The growth of ‘workplace co-ordinators’ in the US shows just how far tech companies are willing to go to attract the right people.
A new report from the Wall Street Journal has shed new light on a brand new industry within an industry, ‘perk managers’.
With staff retention key amongst tech companies all over the world, going the extra yard in more and more facets of employees’ lives is clearly key.
“We are just providing basic standards,” says Jen Nguyen, head of workplace at Pinterest in the US. Offering free food and obscure activities are a big part of what it takes to keep Pinterest’s roughly 450 employees productive and happy, she adds.
What’s eye-catching about the report, though, is Wall Street Journal claims that tech companies say it’s “hard to avoid creating at least one full-time position devoted to the pursuit of worker happiness once a company hires about 100 employees.”
Snow parties, DNA tests and computer décor budgets
US companies are becoming experts at these add-ons, with one (Asana) offering a US$10,000-per-person allowance for computers and desk décor. Others offer free travel, food, healthcare etc. While one company plans a whiskey tasting event, another hires a snow maker to fill a basketball court for an employee celebration.
Google even offers free DNA tests to employees with cancer, while Apple and Facebook cover the cost of egg freezing for female employees. Indeed the comparisons between major companies, with regards their perks, can clearly influence a prospective employee’s decision.
“If you had asked me five years ago, I never would have known this existed in a job description,” says Layla Baird, who works in Nguyen’s team at Pinterest. Shutterstock’s Razia Ferdousi-Meyer says her responsibility “to know who likes the Kind bars, who likes the potato chips, who likes the coconut water” feels like her previous job as a guest-relations coordinator at a Ritz-Carlton hotel.
What seems to have happened is the relentless race to peak perk means that, now that everyone is on board, it’s difficult to stop. If funding retracts and the perks are in line for the chop, how will that look to current and prospective employees?
Also, as the perk culture evolves, staff will start asking for weirder and weirder things.
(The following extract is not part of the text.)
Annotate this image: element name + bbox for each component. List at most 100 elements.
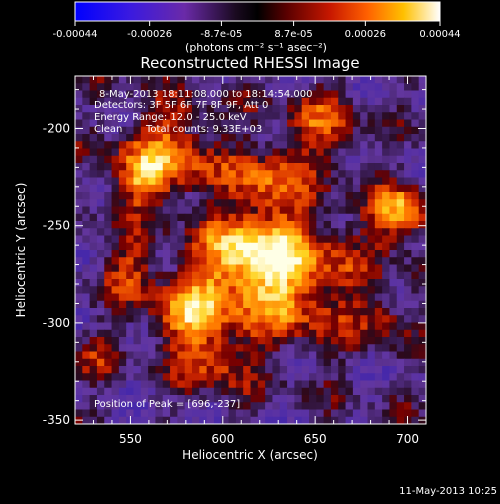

A Pinterest employee asked the company to build a zip line to a nearby bar, while an Adobe staff member wanted a Slip ’N Slide for workday use. The zip line got a no, according to the Wall Street Journal, but the Slip ‘N Slide has not yet been ruled out.
Indeed the growth of the industry as a whole has seen smaller, complementary businesses getting in on the act too, but it’s fair to ask when all this will stop?